Em 17 de abril, 2008, por Hyury

Reunião com o deputado João Pedro

O SR. COMTE BITTENCOURT – Sr. Presidente da Sessão do Expediente Inicial Sr. Deputado João Pedro, Srs. Deputados, a Comissão de Educação, como de hábito, reuniu-se ontem, quarta-feira, às 10 horas. E é uma dinâmica da nossa comissão realizar audiências públicas todas as quartas-feiras às 10 horas da manhã para que o Parlamento Estadual possa acompanhar devidamente e prestar a sua colaboração à questão da educação pública no Estado do Rio de Janeiro.

Ontem, nós tivemos a satisfação de receber o presidente da Emop, Dr. Ícaro Moreno pela terceira vez nesse Governo, e o Subsecretário de Estado de Educação responsável por toda a parte de infra-estrutura e obras da rede pública estadual.

Uma boa reunião. Eu diria aos Srs. Deputados que um bom começo no segundo ano desse Governo no que diz respeito à atenção com relação a obras e manutenção de uma rede que vem sendo sucateada seguramente nos últimos 30 anos. Uma rede onde não se constrói uma sala de aula na cidade do Rio de Janeiro há mais de 10 anos. Uma rede que obriga hoje Sr. Deputado João Pedro, a adolescentes de 14, 15, 16 anos na Cidade do Rio de Janeiro se matricularem no curso noturno porque o Estado, através dos diversos governos, não cumpriu as suas obrigações constitucionais com a Educação e não oferta essa base no curso diurno. Meninas e meninos que não precisariam estar no curso noturno.

Nós sabemos que o currículo noturno é um currículo voltado para um público de jovens e adultos que não tiveram na idade adequada oportunizado pelo Estado, acesso à escola pública.
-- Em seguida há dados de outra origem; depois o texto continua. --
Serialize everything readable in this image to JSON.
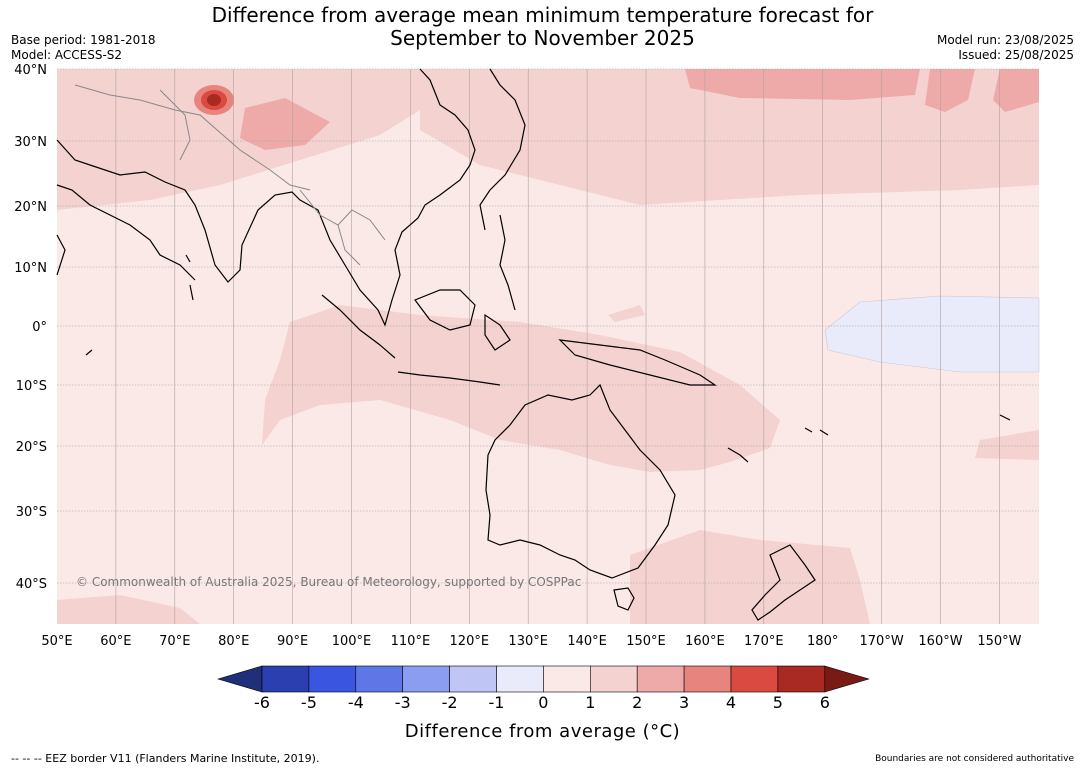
{
  "title_line1": "Difference from average mean minimum temperature forecast for",
  "title_line2": "September to November 2025",
  "base_period": "Base period: 1981-2018",
  "model": "Model: ACCESS-S2",
  "model_run": "Model run: 23/08/2025",
  "issued": "Issued: 25/08/2025",
  "copyright": "© Commonwealth of Australia 2025, Bureau of Meteorology, supported by COSPPac",
  "latitudes": [
    "40°N",
    "30°N",
    "20°N",
    "10°N",
    "0°",
    "10°S",
    "20°S",
    "30°S",
    "40°S"
  ],
  "longitudes": [
    "50°E",
    "60°E",
    "70°E",
    "80°E",
    "90°E",
    "100°E",
    "110°E",
    "120°E",
    "130°E",
    "140°E",
    "150°E",
    "160°E",
    "170°E",
    "180°",
    "170°W",
    "160°W",
    "150°W"
  ],
  "colorbar": {
    "title": "Difference from average (°C)",
    "ticks": [
      "-6",
      "-5",
      "-4",
      "-3",
      "-2",
      "-1",
      "0",
      "1",
      "2",
      "3",
      "4",
      "5",
      "6"
    ],
    "colors": [
      "#1f2f7a",
      "#2b3fb0",
      "#3a55e0",
      "#5f77e6",
      "#8b9df0",
      "#bfc6f5",
      "#e9ebfb",
      "#fbe9e8",
      "#f4d2d0",
      "#eeaaa8",
      "#e7847e",
      "#da4a40",
      "#a82a22",
      "#7a1a14"
    ]
  },
  "footer_left": "--  --  -- EEZ border V11 (Flanders Marine Institute, 2019).",
  "footer_right": "Boundaries are not considered authoritative"
}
Oferecer o ensino noturno de educação básica é uma correção de anos de um débito que o estado brasileiro tem para com a população.

Se tivéssemos oferecido a vaga na idade correta a adolescentes de 14, 15, 16, 17 anos, seguramente não teríamos hoje o volume de matrículas que temos nos programas de educação de jovens e adultos.
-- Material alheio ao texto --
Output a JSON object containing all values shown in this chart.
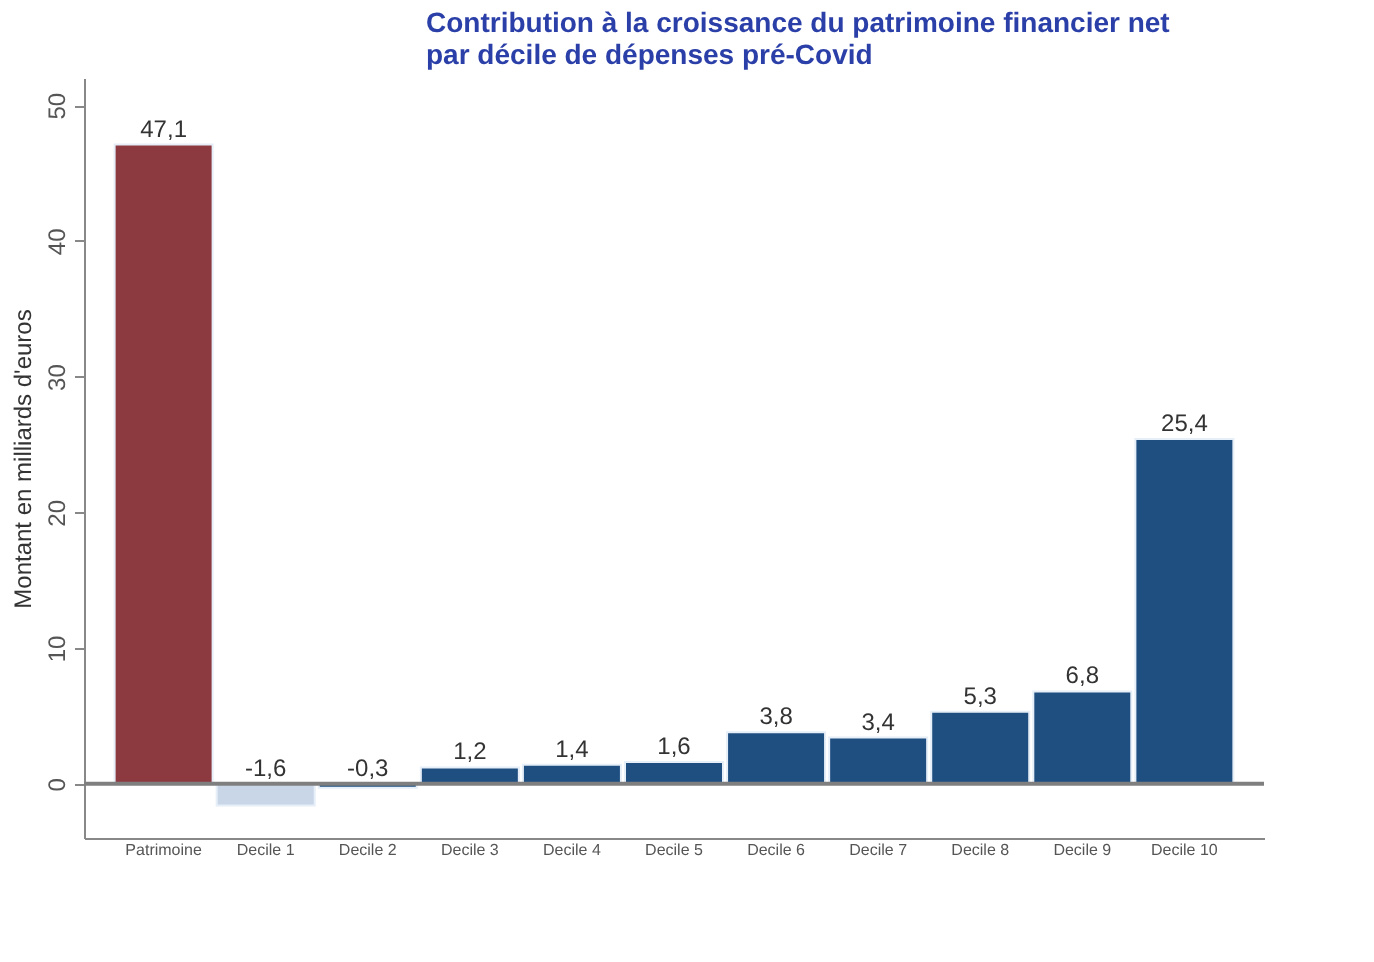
{
  "chart_data": {
    "type": "bar",
    "title": [
      "Contribution à la croissance du patrimoine financier net",
      "par décile de dépenses pré-Covid"
    ],
    "ylabel": "Montant en milliards d'euros",
    "categories": [
      "Patrimoine",
      "Decile 1",
      "Decile 2",
      "Decile 3",
      "Decile 4",
      "Decile 5",
      "Decile 6",
      "Decile 7",
      "Decile 8",
      "Decile 9",
      "Decile 10"
    ],
    "values": [
      47.1,
      -1.6,
      -0.3,
      1.2,
      1.4,
      1.6,
      3.8,
      3.4,
      5.3,
      6.8,
      25.4
    ],
    "value_labels": [
      "47,1",
      "-1,6",
      "-0,3",
      "1,2",
      "1,4",
      "1,6",
      "3,8",
      "3,4",
      "5,3",
      "6,8",
      "25,4"
    ],
    "colors": [
      "#8c3a40",
      "#c9d6e8",
      "#1f4e80",
      "#1f4e80",
      "#1f4e80",
      "#1f4e80",
      "#1f4e80",
      "#1f4e80",
      "#1f4e80",
      "#1f4e80",
      "#1f4e80"
    ],
    "ylim": [
      -4,
      52
    ],
    "yticks": [
      0,
      10,
      20,
      30,
      40,
      50
    ],
    "ref_lines": [
      {
        "axis": "y",
        "value": 0,
        "color": "#7f7f7f"
      }
    ],
    "grid": false
  }
}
Devemos lembrar que o estado brasileiro só veio a oferecer matrícula a todas as crianças e adolescentes na idade obrigatória no final dos anos 90 com o advento do Fundef, coisa que os países vizinhos da América do Sul já fizeram há mais de seis décadas.

Aqui no Brasil somente no final dos anos 90, Sr. Deputado João Pedro, estamos falando de menos de uma década atrás, a criança teve a garantia do acesso à matrícula numa escola pública.

Estamos num País em que na década de 60 quase metade da população em idade escolar não tinha matrícula porque não tinha escola e não tinha vagas.

Mas o Governador Sérgio Cabral avançou, Sr. Deputado Paulo Ramos, avançou, no que diz respeito à atenção para obra e manutenção.

Tivemos ontem a grata notícia de que o Estado este ano está investindo quase R$ 140 milhões em obras e construções, coisa que ao longo dos quatro anos da ex-Governadora Rosinha Garotinho se investiu menos de R$ 130 milhões. Isso nos quatro anos, ou seja, no governo todo. É de se reconhecer o avanço do Sr. Governador Sérgio Cabral, porque no seu segundo ano está investindo mais do que o governo anterior investiu ao longo dos seus quatro anos.

Mas aí, Srs. Deputados é preciso ter uma visão republicana dos recursos. O governador tem que entender que é papel desta Casa e dos seus parlamentares, um papel justo e exigido pela sociedade, reivindicar investimentos do Estado nas suas cidades, nas suas regiões: é o papel do Parlamento. O governador, sabendo que o cobertor do orçamento é curto, precisa olhar de forma republicana a aplicação desses recursos, já que o cobertor é curto, como se diz na gíria.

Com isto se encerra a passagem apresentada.